Distributed Ledger Technology (DLT) is likely to disrupt digital banking further – once banks and regulators work out how to manage it. For the moment “De-Fi”, or decentralised finance, is a small but very fast-growing sector in cryptocurrency, but banks are starting to take part. ANZ is one of 75 global banks participating in blockchain trials currently.

The end of cheques

Originally planned by the Reserve Bank to be phased out by 2018, cheques still exist. The rise of digital banking will surely accelerate the final disappearance of cheques. Sometime.

The end of cash?

There are plenty of people who predict the end of cash, but I’m not one of them. The Covid-19 pandemic has certainly accelerated the average banking consumer’s shift to total digital money handling, with many of us not having carried physical cash in our wallets for months. Before the pandemic, ‘tap and go’ payments, Apple Pay, Google Pay, metro transit cards (physical and virtual) and the fast-dropping costs to retailers of non-cash payments, had all contributed to a decline in the use of cash. Even before the pandemic, we had started to see some small businesses like cafes doing away with cash registers altogether and operating completely cashless with just a payment terminal and an iPad for inventory.

Over the years, governments world-wide have cracked down on black market economies and invisible (cash) transactions, but there is a difference between reducing tax evasion and completely removing personal cash transactions.

Getting rid of cash is not by any means inevitable or easy.

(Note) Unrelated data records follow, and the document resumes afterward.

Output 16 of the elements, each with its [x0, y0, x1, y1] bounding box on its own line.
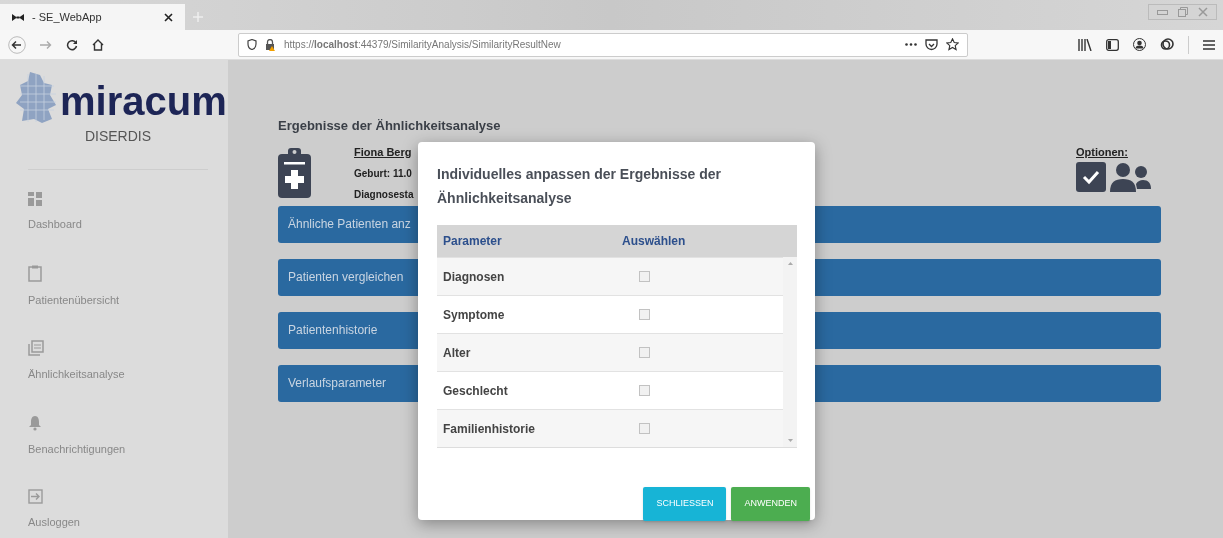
logo-subtitle: DISERDIS	[84, 127, 152, 146]
column-header: Parameter	[442, 233, 503, 250]
parameter-name: Geschlecht	[442, 382, 509, 400]
url-text: https://localhost:44379/SimilarityAnalysis/SimilarityResultNew	[284, 38, 562, 52]
page-title: Ergebnisse der Ähnlichkeitsanalyse	[278, 117, 502, 135]
column-header: Auswählen	[622, 233, 686, 250]
logo-text: miracum	[60, 80, 227, 122]
options-label: Optionen:	[1076, 144, 1128, 160]
diagnosis-status-text: Diagnosesta	[354, 188, 414, 202]
parameter-name: Familienhistorie	[442, 420, 537, 438]
parameter-name: Symptome	[442, 306, 506, 324]
birth-date-text: Geburt: 11.0	[354, 167, 413, 181]
parameter-name: Diagnosen	[442, 268, 506, 286]
parameter-name: Alter	[442, 344, 472, 362]
tab-title: - SE_WebApp	[32, 9, 103, 25]
dialog-title: Individuelles anpassen der Ergebnisse der Ähnlichkeitsanalyse	[437, 165, 722, 208]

Unlike cheques, it is not possible to remove cash without removing access to money to non-banked consumers. There are still many people who don’t have bank accounts.

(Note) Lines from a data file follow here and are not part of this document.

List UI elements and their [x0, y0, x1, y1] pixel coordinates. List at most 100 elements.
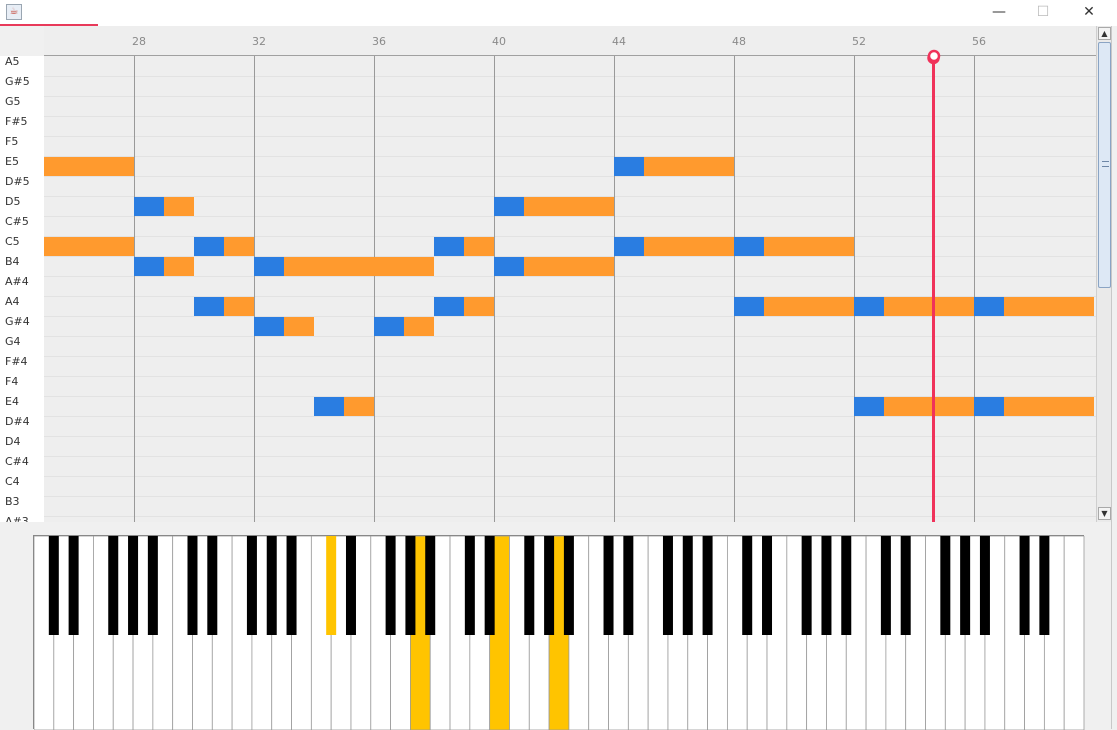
note-block[interactable] — [854, 297, 974, 316]
black-key[interactable] — [762, 536, 773, 635]
piano-roll-grid[interactable] — [44, 56, 1096, 522]
black-key[interactable] — [187, 536, 198, 635]
pitch-label: A4 — [5, 295, 20, 308]
black-key[interactable] — [207, 536, 218, 635]
note-block[interactable] — [494, 197, 614, 216]
pitch-label-column: A5 G#5 G5 F#5 F5 E5 D#5 D5 C#5 C5 B4 A#4 A4 G#4 G4 F#4 F… — [0, 56, 44, 522]
black-key[interactable] — [286, 536, 297, 635]
ruler-label: 28 — [132, 35, 146, 48]
note-canvas[interactable] — [44, 56, 1096, 522]
note-block[interactable] — [134, 257, 194, 276]
black-key[interactable] — [841, 536, 852, 635]
note-block[interactable] — [434, 297, 494, 316]
note-block[interactable] — [314, 397, 374, 416]
note-block[interactable] — [44, 237, 134, 256]
note-block[interactable] — [254, 257, 434, 276]
black-key[interactable] — [266, 536, 277, 635]
black-key[interactable] — [801, 536, 812, 635]
scroll-up-arrow[interactable]: ▲ — [1098, 27, 1111, 40]
maximize-button[interactable]: ☐ — [1021, 2, 1065, 24]
note-head[interactable] — [494, 257, 524, 276]
note-block[interactable] — [194, 297, 254, 316]
note-head[interactable] — [974, 397, 1004, 416]
note-head[interactable] — [434, 297, 464, 316]
note-head[interactable] — [854, 397, 884, 416]
note-head[interactable] — [434, 237, 464, 256]
note-head[interactable] — [254, 317, 284, 336]
black-key[interactable] — [900, 536, 911, 635]
black-key[interactable] — [326, 536, 337, 635]
note-block[interactable] — [734, 297, 854, 316]
black-key[interactable] — [544, 536, 555, 635]
note-head[interactable] — [374, 317, 404, 336]
note-block[interactable] — [434, 237, 494, 256]
black-key[interactable] — [979, 536, 990, 635]
black-key[interactable] — [880, 536, 891, 635]
vertical-scrollbar[interactable]: ▲ ▼ — [1096, 26, 1112, 522]
pitch-label: G5 — [5, 95, 21, 108]
black-key[interactable] — [1039, 536, 1050, 635]
note-block[interactable] — [734, 237, 854, 256]
black-key[interactable] — [524, 536, 535, 635]
black-key[interactable] — [603, 536, 614, 635]
black-key[interactable] — [702, 536, 713, 635]
black-key[interactable] — [425, 536, 436, 635]
playhead-knob[interactable] — [927, 49, 941, 63]
black-key[interactable] — [128, 536, 139, 635]
note-head[interactable] — [734, 297, 764, 316]
close-button[interactable]: ✕ — [1067, 2, 1111, 24]
minimize-button[interactable]: — — [977, 2, 1021, 24]
piano-keyboard[interactable] — [33, 535, 1085, 730]
note-head[interactable] — [974, 297, 1004, 316]
black-key[interactable] — [563, 536, 574, 635]
black-key[interactable] — [246, 536, 257, 635]
black-key[interactable] — [147, 536, 158, 635]
playhead-knob-circle[interactable] — [927, 49, 940, 63]
black-key[interactable] — [345, 536, 356, 635]
note-block[interactable] — [254, 317, 314, 336]
black-key[interactable] — [464, 536, 475, 635]
black-key[interactable] — [742, 536, 753, 635]
note-body[interactable] — [44, 157, 134, 176]
black-key[interactable] — [48, 536, 59, 635]
note-head[interactable] — [734, 237, 764, 256]
note-head[interactable] — [494, 197, 524, 216]
note-block[interactable] — [614, 237, 734, 256]
note-block[interactable] — [44, 157, 134, 176]
scroll-down-arrow[interactable]: ▼ — [1098, 507, 1111, 520]
note-block[interactable] — [134, 197, 194, 216]
note-head[interactable] — [254, 257, 284, 276]
note-head[interactable] — [134, 257, 164, 276]
note-block[interactable] — [494, 257, 614, 276]
black-key[interactable] — [108, 536, 119, 635]
note-body[interactable] — [44, 237, 134, 256]
black-key[interactable] — [484, 536, 495, 635]
piano-keys[interactable] — [34, 536, 1085, 730]
note-block[interactable] — [374, 317, 434, 336]
note-block[interactable] — [194, 237, 254, 256]
note-block[interactable] — [974, 297, 1094, 316]
black-key[interactable] — [940, 536, 951, 635]
black-key[interactable] — [623, 536, 634, 635]
black-key[interactable] — [682, 536, 693, 635]
note-head[interactable] — [314, 397, 344, 416]
note-head[interactable] — [854, 297, 884, 316]
note-block[interactable] — [854, 397, 974, 416]
black-key[interactable] — [821, 536, 832, 635]
scroll-thumb[interactable] — [1098, 42, 1111, 288]
note-head[interactable] — [194, 297, 224, 316]
black-key[interactable] — [1019, 536, 1030, 635]
note-head[interactable] — [134, 197, 164, 216]
note-block[interactable] — [974, 397, 1094, 416]
white-key[interactable] — [1063, 536, 1085, 730]
black-key[interactable] — [960, 536, 971, 635]
note-head[interactable] — [194, 237, 224, 256]
note-head[interactable] — [614, 157, 644, 176]
black-key[interactable] — [405, 536, 416, 635]
ruler-label: 56 — [972, 35, 986, 48]
black-key[interactable] — [68, 536, 79, 635]
black-key[interactable] — [662, 536, 673, 635]
note-block[interactable] — [614, 157, 734, 176]
black-key[interactable] — [385, 536, 396, 635]
note-head[interactable] — [614, 237, 644, 256]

Cash is useful for children and others who cannot manage debit cards. And what of people without internet at home or mobile phones? What of homeless people?

It is also not clear whether businesses can legally refuse to accept cash. This has been a constitutional debate in the US for some time, but the same questions have been asked in every country considering this question.

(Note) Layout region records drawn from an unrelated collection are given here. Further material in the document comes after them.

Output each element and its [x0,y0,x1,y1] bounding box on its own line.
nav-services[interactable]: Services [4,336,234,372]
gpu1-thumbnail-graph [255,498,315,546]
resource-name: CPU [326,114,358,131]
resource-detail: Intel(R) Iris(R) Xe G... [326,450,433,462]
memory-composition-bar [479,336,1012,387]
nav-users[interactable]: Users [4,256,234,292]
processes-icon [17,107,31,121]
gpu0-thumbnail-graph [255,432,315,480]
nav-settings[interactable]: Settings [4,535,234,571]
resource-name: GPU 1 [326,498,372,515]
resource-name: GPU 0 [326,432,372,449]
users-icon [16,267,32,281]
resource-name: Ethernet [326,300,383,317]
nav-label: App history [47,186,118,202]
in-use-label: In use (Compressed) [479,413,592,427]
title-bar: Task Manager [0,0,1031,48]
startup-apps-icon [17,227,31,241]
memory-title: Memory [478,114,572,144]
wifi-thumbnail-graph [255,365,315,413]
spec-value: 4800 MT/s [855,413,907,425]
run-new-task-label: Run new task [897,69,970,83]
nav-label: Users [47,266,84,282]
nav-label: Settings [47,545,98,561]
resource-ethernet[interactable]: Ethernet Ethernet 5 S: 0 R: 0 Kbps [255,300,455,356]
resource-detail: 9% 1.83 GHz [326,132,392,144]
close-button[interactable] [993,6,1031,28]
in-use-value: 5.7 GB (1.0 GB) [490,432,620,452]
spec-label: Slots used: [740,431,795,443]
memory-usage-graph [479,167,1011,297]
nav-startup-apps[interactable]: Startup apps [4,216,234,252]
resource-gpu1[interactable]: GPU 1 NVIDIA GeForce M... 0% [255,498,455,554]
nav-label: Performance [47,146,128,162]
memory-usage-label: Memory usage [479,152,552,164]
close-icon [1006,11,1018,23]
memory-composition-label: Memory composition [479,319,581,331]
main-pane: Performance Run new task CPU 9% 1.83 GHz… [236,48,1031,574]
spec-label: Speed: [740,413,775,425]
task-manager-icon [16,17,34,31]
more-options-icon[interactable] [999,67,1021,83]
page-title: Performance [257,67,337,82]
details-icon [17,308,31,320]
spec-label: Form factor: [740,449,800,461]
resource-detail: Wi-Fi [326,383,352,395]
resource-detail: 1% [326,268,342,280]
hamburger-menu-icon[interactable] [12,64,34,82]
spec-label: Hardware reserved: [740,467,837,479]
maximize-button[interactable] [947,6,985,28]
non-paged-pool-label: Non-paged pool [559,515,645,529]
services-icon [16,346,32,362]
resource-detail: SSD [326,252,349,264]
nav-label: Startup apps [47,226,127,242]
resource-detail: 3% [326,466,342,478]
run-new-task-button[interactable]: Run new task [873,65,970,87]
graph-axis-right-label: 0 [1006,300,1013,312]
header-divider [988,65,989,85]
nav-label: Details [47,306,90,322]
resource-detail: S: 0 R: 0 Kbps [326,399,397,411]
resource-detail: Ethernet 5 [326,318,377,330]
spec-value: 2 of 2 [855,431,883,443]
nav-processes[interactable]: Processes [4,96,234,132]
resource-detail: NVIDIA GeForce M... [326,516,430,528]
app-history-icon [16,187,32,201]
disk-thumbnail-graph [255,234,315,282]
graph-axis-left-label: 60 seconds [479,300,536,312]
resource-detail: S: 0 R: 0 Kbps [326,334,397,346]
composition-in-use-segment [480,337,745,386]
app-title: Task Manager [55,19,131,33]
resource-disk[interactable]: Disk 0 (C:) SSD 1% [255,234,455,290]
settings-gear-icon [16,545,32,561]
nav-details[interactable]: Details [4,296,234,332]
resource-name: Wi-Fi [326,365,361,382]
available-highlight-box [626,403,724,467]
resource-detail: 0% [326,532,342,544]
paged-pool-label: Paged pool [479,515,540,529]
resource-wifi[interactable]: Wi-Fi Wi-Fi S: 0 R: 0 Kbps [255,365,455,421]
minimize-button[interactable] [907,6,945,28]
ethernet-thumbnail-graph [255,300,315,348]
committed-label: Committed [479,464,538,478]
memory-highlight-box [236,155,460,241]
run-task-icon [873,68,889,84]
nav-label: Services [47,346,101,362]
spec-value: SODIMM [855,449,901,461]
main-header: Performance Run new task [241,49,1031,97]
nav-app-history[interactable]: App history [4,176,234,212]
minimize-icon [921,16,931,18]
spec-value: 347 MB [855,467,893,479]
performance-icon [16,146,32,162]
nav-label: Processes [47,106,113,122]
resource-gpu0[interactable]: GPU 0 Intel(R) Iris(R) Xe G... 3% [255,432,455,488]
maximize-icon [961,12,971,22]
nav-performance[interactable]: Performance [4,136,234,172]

There will be push-back against cancelling cash on the basis of individual freedoms and privacy. These arguments may well eventually fall away as digital evolution overtakes them, but in the current era and especially now, where the pandemic has fuelled conspiracy theories and anti-government sentiment, that push-back would be stronger than ever.

The end of privacy?

Well… the end of lying on your finance applications is probably already here. And in general of course, the more we do digitally the less guaranteed privacy there is. Regulation is doing its best to protect consumer privacy, but… digital evolution does have its costs.